O Gráfico 12 revela o impacto da crise dos títulos públicos nos GIIPS na alavancagem das IFMs da zona do Euro. Verificou-se tendência de queda das taxas absoluta e marginal de alavancagem ao longo do período, especialmente a partir de meados de 2012. Entre meados de 2011 até meados de 2012, a taxa marginal de alavancagem subiu, decerto devido aos empréstimos do Eurossistema para as instituições financeiras monetárias, aumentando seus ativos. Após meados de 2012, ao mesmo tempo em que ocorreu uma diminuição do balanço do Eurossistema - questão discutida na próxima subseção -, houve forte tendência de queda da taxa marginal de alavancagem, tornando-se fortemente negativa. Entre meados de 2012 e o final de 2013, esse índice caiu de 24 para -43, evidenciando tanto a desvalorização dos ativos como uma postura mais defensiva dos bancos no sentido de reduzir o grau de alavancagem.
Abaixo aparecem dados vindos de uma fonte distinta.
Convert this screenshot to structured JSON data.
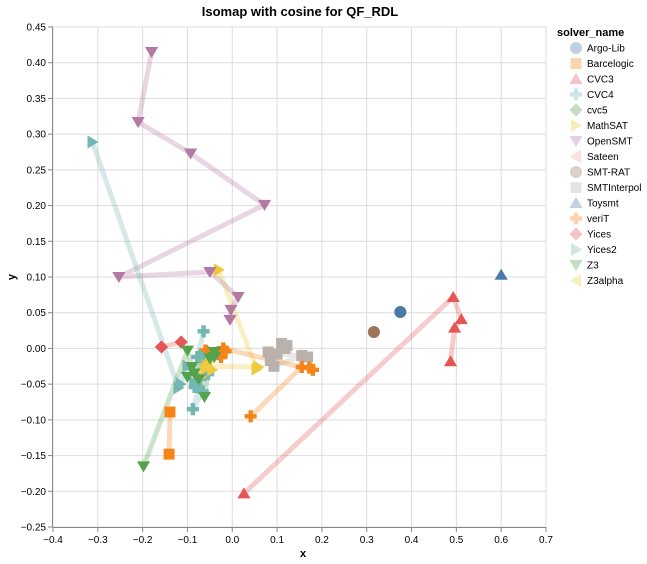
{
  "chart_data": {
    "type": "scatter",
    "title": "Isomap with cosine for QF_RDL",
    "xlabel": "x",
    "ylabel": "y",
    "xlim": [
      -0.4,
      0.7
    ],
    "ylim": [
      -0.25,
      0.45
    ],
    "x_ticks": [
      "−0.4",
      "−0.3",
      "−0.2",
      "−0.1",
      "0.0",
      "0.1",
      "0.2",
      "0.3",
      "0.4",
      "0.5",
      "0.6",
      "0.7"
    ],
    "x_tick_values": [
      -0.4,
      -0.3,
      -0.2,
      -0.1,
      0.0,
      0.1,
      0.2,
      0.3,
      0.4,
      0.5,
      0.6,
      0.7
    ],
    "y_ticks": [
      "0.45",
      "0.40",
      "0.35",
      "0.30",
      "0.25",
      "0.20",
      "0.15",
      "0.10",
      "0.05",
      "0.00",
      "−0.05",
      "−0.10",
      "−0.15",
      "−0.20",
      "−0.25"
    ],
    "y_tick_values": [
      0.45,
      0.4,
      0.35,
      0.3,
      0.25,
      0.2,
      0.15,
      0.1,
      0.05,
      0.0,
      -0.05,
      -0.1,
      -0.15,
      -0.2,
      -0.25
    ],
    "grid": true,
    "legend_title": "solver_name",
    "legend_position": "right",
    "series": [
      {
        "name": "Argo-Lib",
        "color": "#4c78a8",
        "shape": "circle",
        "points": [
          [
            0.375,
            0.051
          ]
        ]
      },
      {
        "name": "Barcelogic",
        "color": "#f58518",
        "shape": "square",
        "points": [
          [
            -0.139,
            -0.089
          ],
          [
            -0.141,
            -0.148
          ]
        ]
      },
      {
        "name": "CVC3",
        "color": "#e45756",
        "shape": "triangle-up",
        "points": [
          [
            0.026,
            -0.203
          ],
          [
            0.493,
            0.072
          ],
          [
            0.511,
            0.041
          ],
          [
            0.496,
            0.029
          ],
          [
            0.487,
            -0.018
          ]
        ]
      },
      {
        "name": "CVC4",
        "color": "#72b7b2",
        "shape": "cross",
        "points": [
          [
            -0.064,
            0.024
          ],
          [
            -0.078,
            -0.012
          ],
          [
            -0.06,
            -0.02
          ],
          [
            -0.054,
            -0.036
          ],
          [
            -0.072,
            -0.043
          ],
          [
            -0.084,
            -0.054
          ],
          [
            -0.066,
            -0.06
          ],
          [
            -0.088,
            -0.085
          ],
          [
            -0.05,
            -0.008
          ]
        ]
      },
      {
        "name": "cvc5",
        "color": "#54a24b",
        "shape": "diamond",
        "points": [
          [
            -0.055,
            -0.005
          ],
          [
            -0.045,
            -0.01
          ],
          [
            -0.032,
            -0.008
          ]
        ]
      },
      {
        "name": "MathSAT",
        "color": "#eeca3b",
        "shape": "triangle-right",
        "points": [
          [
            -0.03,
            0.11
          ],
          [
            0.054,
            -0.029
          ],
          [
            0.058,
            -0.026
          ],
          [
            -0.055,
            -0.025
          ],
          [
            -0.06,
            -0.028
          ],
          [
            -0.045,
            -0.03
          ],
          [
            -0.07,
            -0.04
          ],
          [
            -0.05,
            -0.018
          ]
        ]
      },
      {
        "name": "OpenSMT",
        "color": "#b279a2",
        "shape": "triangle-down",
        "points": [
          [
            -0.18,
            0.415
          ],
          [
            -0.21,
            0.317
          ],
          [
            -0.093,
            0.273
          ],
          [
            0.072,
            0.201
          ],
          [
            -0.253,
            0.1
          ],
          [
            -0.05,
            0.107
          ],
          [
            0.013,
            0.072
          ],
          [
            -0.003,
            0.054
          ],
          [
            -0.005,
            0.04
          ]
        ]
      },
      {
        "name": "Sateen",
        "color": "#ff9da6",
        "shape": "triangle-left",
        "points": []
      },
      {
        "name": "SMT-RAT",
        "color": "#9d755d",
        "shape": "circle",
        "points": [
          [
            0.316,
            0.023
          ]
        ]
      },
      {
        "name": "SMTInterpol",
        "color": "#bab0ac",
        "shape": "square",
        "points": [
          [
            0.11,
            0.007
          ],
          [
            0.122,
            0.004
          ],
          [
            0.1,
            -0.008
          ],
          [
            0.118,
            0.0
          ],
          [
            0.085,
            -0.017
          ],
          [
            0.093,
            -0.025
          ],
          [
            0.155,
            -0.01
          ],
          [
            0.168,
            -0.012
          ],
          [
            0.08,
            -0.005
          ]
        ]
      },
      {
        "name": "Toysmt",
        "color": "#4c78a8",
        "shape": "triangle-up",
        "points": [
          [
            0.6,
            0.103
          ]
        ]
      },
      {
        "name": "veriT",
        "color": "#f58518",
        "shape": "cross",
        "points": [
          [
            0.041,
            -0.095
          ],
          [
            0.155,
            -0.026
          ],
          [
            0.172,
            -0.027
          ],
          [
            0.18,
            -0.03
          ],
          [
            -0.02,
            0.0
          ],
          [
            -0.03,
            -0.005
          ],
          [
            -0.06,
            -0.003
          ],
          [
            -0.025,
            -0.012
          ],
          [
            -0.015,
            -0.004
          ]
        ]
      },
      {
        "name": "Yices",
        "color": "#e45756",
        "shape": "diamond",
        "points": [
          [
            -0.158,
            0.002
          ],
          [
            -0.114,
            0.009
          ]
        ]
      },
      {
        "name": "Yices2",
        "color": "#72b7b2",
        "shape": "triangle-right",
        "points": [
          [
            -0.312,
            0.289
          ],
          [
            -0.12,
            -0.055
          ],
          [
            -0.115,
            -0.05
          ],
          [
            -0.1,
            -0.025
          ],
          [
            -0.075,
            -0.04
          ],
          [
            -0.085,
            -0.048
          ],
          [
            -0.065,
            -0.01
          ]
        ]
      },
      {
        "name": "Z3",
        "color": "#54a24b",
        "shape": "triangle-down",
        "points": [
          [
            -0.198,
            -0.165
          ],
          [
            -0.1,
            -0.003
          ],
          [
            -0.09,
            -0.026
          ],
          [
            -0.085,
            -0.035
          ],
          [
            -0.075,
            -0.043
          ],
          [
            -0.062,
            -0.068
          ],
          [
            -0.05,
            -0.014
          ],
          [
            -0.04,
            -0.012
          ],
          [
            -0.04,
            -0.005
          ],
          [
            -0.1,
            -0.04
          ]
        ]
      },
      {
        "name": "Z3alpha",
        "color": "#eeca3b",
        "shape": "triangle-left",
        "points": []
      }
    ],
    "legend": [
      {
        "name": "Argo-Lib",
        "color": "#4c78a8",
        "shape": "circle"
      },
      {
        "name": "Barcelogic",
        "color": "#f58518",
        "shape": "square"
      },
      {
        "name": "CVC3",
        "color": "#e45756",
        "shape": "triangle-up"
      },
      {
        "name": "CVC4",
        "color": "#72b7b2",
        "shape": "cross"
      },
      {
        "name": "cvc5",
        "color": "#54a24b",
        "shape": "diamond"
      },
      {
        "name": "MathSAT",
        "color": "#eeca3b",
        "shape": "triangle-right"
      },
      {
        "name": "OpenSMT",
        "color": "#b279a2",
        "shape": "triangle-down"
      },
      {
        "name": "Sateen",
        "color": "#ff9da6",
        "shape": "triangle-left"
      },
      {
        "name": "SMT-RAT",
        "color": "#9d755d",
        "shape": "circle"
      },
      {
        "name": "SMTInterpol",
        "color": "#bab0ac",
        "shape": "square"
      },
      {
        "name": "Toysmt",
        "color": "#4c78a8",
        "shape": "triangle-up"
      },
      {
        "name": "veriT",
        "color": "#f58518",
        "shape": "cross"
      },
      {
        "name": "Yices",
        "color": "#e45756",
        "shape": "diamond"
      },
      {
        "name": "Yices2",
        "color": "#72b7b2",
        "shape": "triangle-right"
      },
      {
        "name": "Z3",
        "color": "#54a24b",
        "shape": "triangle-down"
      },
      {
        "name": "Z3alpha",
        "color": "#eeca3b",
        "shape": "triangle-left"
      }
    ]
  }
}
Fonte: BCE. Elaboração própria.

Gráfico 12 Taxa marginal (esquerda) e absoluta (direita) de alavancagem das Instituições Financeiras Monetárias da zona do Euro, excluindo o Eurossistema (2010-2013)Taxa marginal de alavancagem = Variação anual do total de ativos em relação à variação anual do total de capital e reservas. Taxa absoluta de alavancagem = Total de ativos em relação ao total de capital e reservas. 

4 A atuação do Eurossistema na crise da dívida pública dos GIIPS15

O Eurossistema interveio de forma importante, ainda que de forma tardia e relativamente limitada, para conter a crise dos títulos públicos dos GIIPS, especialmente a partir de 2010, buscando interromper o círculo vicioso entre bancos e títulos de dívida pública16. Essa atuação foi essencial para evitar o aprofundamento da crise bancária na região. Além das operações de concessão de liquidez para os bancos, o Eurossistema - sob liderança do BCE - providenciou intervenções que garantissem um piso para os preços dos títulos públicos nos GIIPS, a partir de 2012. Dessa forma, em contexto de reduzido grau de soberania monetária dos BCs nacionais, somente quando o BCE atuou de forma mais incisiva é que se logrou evitar o colapso do sistema bancário e do financiamento da dívida pública dos GIIPS.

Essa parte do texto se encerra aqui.